Durante o curto espaço de tempo de namoro ele não perdia ocasião de falar sobre o jardim onde deixara as melhores lembranças da terra em que nascera. O jardim da avó para onde fugia quando menino. Ela o ensinou a plantar e colher, a abrir massa, aprendeu também a fazer crochê e bordado e disso não se envergonhava. Com as sobras de massa modelava pombos, para provar que sabia retirava o miolo do pão, em poucos minutos os dedos ágeis mostravam que não haviam esquecido.

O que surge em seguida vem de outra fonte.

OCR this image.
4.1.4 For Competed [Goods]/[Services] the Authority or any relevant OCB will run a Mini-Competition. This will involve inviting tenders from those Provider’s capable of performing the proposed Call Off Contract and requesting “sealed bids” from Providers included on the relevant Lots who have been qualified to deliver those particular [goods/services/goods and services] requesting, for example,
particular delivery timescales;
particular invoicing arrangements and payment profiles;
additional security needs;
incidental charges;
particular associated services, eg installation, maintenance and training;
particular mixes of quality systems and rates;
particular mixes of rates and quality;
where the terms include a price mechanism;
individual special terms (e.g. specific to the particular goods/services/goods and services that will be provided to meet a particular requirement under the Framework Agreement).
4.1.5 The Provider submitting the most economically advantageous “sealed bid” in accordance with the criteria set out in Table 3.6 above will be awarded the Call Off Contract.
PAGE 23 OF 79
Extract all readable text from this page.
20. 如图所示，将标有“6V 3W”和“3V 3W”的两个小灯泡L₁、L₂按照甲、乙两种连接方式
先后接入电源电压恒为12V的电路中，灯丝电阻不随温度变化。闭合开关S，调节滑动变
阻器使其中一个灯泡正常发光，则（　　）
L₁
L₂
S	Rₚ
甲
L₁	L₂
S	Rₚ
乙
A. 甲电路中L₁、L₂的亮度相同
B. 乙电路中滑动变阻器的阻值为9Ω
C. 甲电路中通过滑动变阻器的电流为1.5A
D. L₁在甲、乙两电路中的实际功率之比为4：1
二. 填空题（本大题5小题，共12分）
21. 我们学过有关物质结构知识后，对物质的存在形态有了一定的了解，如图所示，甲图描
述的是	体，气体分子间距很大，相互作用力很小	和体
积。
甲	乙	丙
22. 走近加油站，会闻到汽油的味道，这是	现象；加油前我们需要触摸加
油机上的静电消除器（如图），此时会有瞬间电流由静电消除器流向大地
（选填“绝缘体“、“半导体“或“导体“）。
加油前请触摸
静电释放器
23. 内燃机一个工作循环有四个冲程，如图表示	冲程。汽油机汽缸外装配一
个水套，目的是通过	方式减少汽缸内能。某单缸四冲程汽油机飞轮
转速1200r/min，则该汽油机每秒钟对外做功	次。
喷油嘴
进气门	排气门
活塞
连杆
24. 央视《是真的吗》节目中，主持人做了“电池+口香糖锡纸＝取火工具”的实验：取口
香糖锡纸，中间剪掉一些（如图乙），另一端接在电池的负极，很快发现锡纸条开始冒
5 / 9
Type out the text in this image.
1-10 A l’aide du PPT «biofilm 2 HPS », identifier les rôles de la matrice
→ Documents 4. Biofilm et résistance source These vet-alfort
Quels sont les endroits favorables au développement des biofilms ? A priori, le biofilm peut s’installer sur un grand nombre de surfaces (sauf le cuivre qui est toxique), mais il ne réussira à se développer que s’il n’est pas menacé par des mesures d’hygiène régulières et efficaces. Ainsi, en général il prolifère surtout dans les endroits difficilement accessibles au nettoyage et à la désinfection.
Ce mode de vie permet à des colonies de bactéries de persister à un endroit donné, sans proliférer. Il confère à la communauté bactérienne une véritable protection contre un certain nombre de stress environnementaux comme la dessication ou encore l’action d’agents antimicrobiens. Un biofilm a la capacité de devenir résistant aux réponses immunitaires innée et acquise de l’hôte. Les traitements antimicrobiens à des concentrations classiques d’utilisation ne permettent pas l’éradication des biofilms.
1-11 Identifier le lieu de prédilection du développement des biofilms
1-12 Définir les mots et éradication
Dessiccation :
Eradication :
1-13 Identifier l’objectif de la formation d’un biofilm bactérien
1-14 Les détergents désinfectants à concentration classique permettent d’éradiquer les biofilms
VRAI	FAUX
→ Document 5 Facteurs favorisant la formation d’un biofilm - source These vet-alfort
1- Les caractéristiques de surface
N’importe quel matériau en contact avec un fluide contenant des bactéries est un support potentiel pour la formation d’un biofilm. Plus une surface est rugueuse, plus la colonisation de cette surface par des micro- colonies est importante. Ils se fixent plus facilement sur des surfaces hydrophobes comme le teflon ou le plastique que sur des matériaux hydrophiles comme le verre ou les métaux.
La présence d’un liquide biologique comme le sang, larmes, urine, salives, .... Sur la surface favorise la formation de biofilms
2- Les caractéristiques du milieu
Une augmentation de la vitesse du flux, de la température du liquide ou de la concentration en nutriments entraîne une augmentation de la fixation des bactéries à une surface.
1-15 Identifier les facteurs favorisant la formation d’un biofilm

O jardim para a liberdade absoluta, eu me perguntava como podia um jardim ser tão especial até compreender que falava do que chamamos o sítio, fazendinha ou roça.
Um dia levou-me a conhecer onde existira o inesquecível jardim de sua nonna. Ficamos abraçados de olhar melancólico sobre a região montanhosa, coberta de verde sem vestígios da casa ou do jardim.
Nos passeios pelo centro do Rio sempre dava um jeito de ficarmos sozinhos. Aproveitava para lembrar a infância feliz e a juventude atribulada na caserna. A guerra deixara marcas difíceis de esquecer.
Uma noite de verão na praça Paris, mergulhado em recordações, o rosto sério e o olhar distante divagava sobre o passado. Escutava-o refugiada em minha timidez quando ergueu o olhar, interrompeu o que dizia e começou a cantar, esquecido do lugar público e movimentado:
“Aveva um bávaro color zaferanno e na matina color ciclamino”...
Sorri sem compreender, ele tocou na gola branca sobre meu vestido vermelho e perguntou: Por que usa isso? Vai me esquecer para ser freira?
Imitei-o e o passeio prosseguiu assim, dois lunáticos, ele cantava primeiro, eu repetia sem entender nada até os nossos acompanhantes surgirem numa curva da praça repleta de casais.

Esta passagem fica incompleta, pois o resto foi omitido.